Turkey ratifies Finland’s bid to join Nato but is yet to budge on Sweden

Turkey ratifies Finland’s bid to join Nato but is yet to budge on Sweden
Finnish forces will soon subscribe to Nato's 'All for one, and one for all' principle of collective defence. / PFC Luis A Deya, US Army, public domain.
By bne IntelIiNews March 30, 2023

Turkey’s parliament on March 30 voted through a bill to allow Finland to join Nato as the defence alliance’s 31st member.

The move removed the last obstacle to Helsinki joining the Western transatlantic bloc. All existing Nato members have now ratified Finland’s membership application. Hungary earlier this week became the last but one to deliver ratification.

As the Ukraine war continues to rage, Turkey and Hungary are, however, yet to remove their barriers to an application to join Nato submitted by Finland’s neighbour, Sweden. There are suspicions that the populist governments of Ankara and Budapest are coordinating their continued resistance to the Swedish bid. Any Nato expansion needs the backing of all its members.

Prior to early March, Turkish President Recep Tayyip Erdogan was objecting to Nato membership for both Finland and Sweden on the basis that they were yet to sufficiently comply with requests for a crackdown on Kurdish and Gulenist groups and individuals regarded by Ankara as militants and terrorists who pose a threat to Turkey. Erdogan also asked the two Nordic countries to free up defence exports to Turkey that were blocked after a Turkish incursion into Syria. For the Turks, those matters still apply in relation to Sweden, while Hungary says it has unresolved grievances over positions Stockholm has taken on the country’s Orban administration.

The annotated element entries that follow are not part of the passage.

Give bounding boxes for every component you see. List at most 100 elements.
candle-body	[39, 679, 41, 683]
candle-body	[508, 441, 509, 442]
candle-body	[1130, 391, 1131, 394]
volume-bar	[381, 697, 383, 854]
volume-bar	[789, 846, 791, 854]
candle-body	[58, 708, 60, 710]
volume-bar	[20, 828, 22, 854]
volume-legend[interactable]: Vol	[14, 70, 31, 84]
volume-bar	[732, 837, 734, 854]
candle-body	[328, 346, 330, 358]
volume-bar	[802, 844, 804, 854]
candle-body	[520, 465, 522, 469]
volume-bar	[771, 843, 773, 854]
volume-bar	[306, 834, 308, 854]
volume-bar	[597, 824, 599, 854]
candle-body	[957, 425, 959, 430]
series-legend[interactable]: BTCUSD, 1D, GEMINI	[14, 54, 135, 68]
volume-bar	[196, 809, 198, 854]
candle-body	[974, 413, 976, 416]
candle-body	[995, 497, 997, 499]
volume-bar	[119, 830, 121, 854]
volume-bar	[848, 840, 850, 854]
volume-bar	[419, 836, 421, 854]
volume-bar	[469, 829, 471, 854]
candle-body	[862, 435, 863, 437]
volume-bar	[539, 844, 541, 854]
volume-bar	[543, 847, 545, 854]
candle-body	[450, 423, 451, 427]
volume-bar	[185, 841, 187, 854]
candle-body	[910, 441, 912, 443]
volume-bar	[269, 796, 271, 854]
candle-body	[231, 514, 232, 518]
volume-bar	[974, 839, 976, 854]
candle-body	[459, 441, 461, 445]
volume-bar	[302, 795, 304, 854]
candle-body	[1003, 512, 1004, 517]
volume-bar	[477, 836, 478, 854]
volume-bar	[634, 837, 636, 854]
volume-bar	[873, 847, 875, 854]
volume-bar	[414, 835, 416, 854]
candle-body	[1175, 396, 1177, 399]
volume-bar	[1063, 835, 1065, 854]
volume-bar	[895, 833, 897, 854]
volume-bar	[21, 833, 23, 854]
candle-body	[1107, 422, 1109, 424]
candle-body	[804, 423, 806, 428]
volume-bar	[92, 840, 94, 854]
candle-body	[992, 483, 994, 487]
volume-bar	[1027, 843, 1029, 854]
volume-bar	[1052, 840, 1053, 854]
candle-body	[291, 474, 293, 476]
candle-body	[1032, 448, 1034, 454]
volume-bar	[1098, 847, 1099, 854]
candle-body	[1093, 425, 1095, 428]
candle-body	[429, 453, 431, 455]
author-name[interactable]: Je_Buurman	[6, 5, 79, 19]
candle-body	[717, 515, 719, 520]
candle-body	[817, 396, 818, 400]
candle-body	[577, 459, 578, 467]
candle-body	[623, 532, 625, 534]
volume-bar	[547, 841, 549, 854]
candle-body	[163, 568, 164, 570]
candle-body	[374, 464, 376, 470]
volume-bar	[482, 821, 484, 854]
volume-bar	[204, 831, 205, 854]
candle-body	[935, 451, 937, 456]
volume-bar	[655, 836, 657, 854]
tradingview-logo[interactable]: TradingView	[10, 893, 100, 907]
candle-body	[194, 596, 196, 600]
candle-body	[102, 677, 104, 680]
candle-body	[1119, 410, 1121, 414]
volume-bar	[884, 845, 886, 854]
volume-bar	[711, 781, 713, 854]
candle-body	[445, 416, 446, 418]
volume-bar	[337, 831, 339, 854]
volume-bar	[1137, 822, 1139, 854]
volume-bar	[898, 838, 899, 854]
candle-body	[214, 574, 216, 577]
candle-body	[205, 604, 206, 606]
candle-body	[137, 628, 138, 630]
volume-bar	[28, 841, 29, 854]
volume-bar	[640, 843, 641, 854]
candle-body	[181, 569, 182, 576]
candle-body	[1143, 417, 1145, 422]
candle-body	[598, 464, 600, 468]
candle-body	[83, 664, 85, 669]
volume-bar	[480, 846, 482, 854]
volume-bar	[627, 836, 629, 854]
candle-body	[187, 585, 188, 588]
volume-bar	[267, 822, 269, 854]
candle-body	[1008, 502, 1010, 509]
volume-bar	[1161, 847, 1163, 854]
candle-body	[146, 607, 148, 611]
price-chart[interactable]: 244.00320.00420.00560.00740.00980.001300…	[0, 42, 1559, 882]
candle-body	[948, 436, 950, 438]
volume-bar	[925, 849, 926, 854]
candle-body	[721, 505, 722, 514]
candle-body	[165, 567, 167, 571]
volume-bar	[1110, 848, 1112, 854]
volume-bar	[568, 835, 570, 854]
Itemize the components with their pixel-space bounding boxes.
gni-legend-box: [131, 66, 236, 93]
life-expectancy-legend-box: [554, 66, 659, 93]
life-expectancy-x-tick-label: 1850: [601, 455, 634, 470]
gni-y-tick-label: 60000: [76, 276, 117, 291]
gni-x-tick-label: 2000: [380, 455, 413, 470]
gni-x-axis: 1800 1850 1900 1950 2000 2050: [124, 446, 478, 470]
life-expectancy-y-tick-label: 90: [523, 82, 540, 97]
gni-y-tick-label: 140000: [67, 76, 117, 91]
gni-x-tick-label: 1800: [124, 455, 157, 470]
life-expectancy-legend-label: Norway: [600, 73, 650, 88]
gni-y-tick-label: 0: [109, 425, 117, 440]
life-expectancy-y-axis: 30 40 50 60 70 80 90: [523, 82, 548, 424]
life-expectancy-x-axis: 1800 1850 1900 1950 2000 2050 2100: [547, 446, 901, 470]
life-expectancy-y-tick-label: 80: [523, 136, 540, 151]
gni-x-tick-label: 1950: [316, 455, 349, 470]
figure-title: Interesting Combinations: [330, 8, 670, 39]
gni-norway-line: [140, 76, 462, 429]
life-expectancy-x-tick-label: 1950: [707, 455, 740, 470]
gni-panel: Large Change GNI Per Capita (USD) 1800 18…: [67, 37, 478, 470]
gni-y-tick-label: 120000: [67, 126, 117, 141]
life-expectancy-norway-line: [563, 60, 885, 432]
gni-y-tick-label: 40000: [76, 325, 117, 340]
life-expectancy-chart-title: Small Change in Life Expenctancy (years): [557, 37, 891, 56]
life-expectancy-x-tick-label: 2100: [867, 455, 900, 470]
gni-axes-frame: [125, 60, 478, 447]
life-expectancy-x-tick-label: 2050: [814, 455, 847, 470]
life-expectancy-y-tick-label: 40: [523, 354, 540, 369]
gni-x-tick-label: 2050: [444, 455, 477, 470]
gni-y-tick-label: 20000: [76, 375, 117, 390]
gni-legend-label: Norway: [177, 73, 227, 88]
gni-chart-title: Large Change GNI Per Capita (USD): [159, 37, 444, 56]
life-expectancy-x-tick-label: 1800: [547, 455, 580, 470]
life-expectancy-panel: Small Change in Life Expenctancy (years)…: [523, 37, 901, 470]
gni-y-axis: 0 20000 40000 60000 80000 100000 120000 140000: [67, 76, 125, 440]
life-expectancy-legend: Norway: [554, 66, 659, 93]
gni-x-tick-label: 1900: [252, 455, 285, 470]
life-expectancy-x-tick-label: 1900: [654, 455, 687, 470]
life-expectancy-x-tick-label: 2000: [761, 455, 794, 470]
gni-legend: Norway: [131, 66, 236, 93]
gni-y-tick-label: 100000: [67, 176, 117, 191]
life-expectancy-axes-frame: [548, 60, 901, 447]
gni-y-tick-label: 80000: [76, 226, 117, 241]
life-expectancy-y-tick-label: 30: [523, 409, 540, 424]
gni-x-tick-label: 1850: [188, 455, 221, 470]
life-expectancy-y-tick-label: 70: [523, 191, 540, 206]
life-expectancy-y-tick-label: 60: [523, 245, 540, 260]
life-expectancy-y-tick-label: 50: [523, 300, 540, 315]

Turkey is getting set for parliamentary and presidential elections on May 14, meaning that the question of whether or not to ratify Sweden’s application to join Nato is now unlikely to be dealt with by the Turkish legislature until some time after polling day.

Disputes over anti-Erdogan street protests mounted by pro-Kurdish groups in Stockholm have made that extended scenario even more likely.

Nato secretary general Jens Stoltenberg has lately urged Turkey and Hungary to go ahead and ratify both the Swedish and Finnish applications. He will soon formally invite Finland to join Nato following the Hungarian and Turkish ratifications.

The US and other Nato allies would like the two Nordic countries to become members of the defence bloc at a Nato summit due to be held on July 11 in Lithuania’s capital, Vilnius. 

In a statement following the Turkish vote, the government of Finland, which has an 1,340-kilometre (832-mile) border with Russia and is known for armed forces equipped with powerful artillery, said joining the alliance would strengthen the country's security, and improve stability and security in the region.

"As allies, we will give and receive security. We will defend each other. Finland stands with Sweden now and in the future and supports its application," Prime Minister Sanna Marin wrote on Twitter.

Russia's foreign ministry earlier condemned Finland's decision to join Nato, saying it was ill-considered and founded on Russophobic hysteria.

A founding principle of Nato is collective defence—an attack on one member nation is treated as an attack on all members.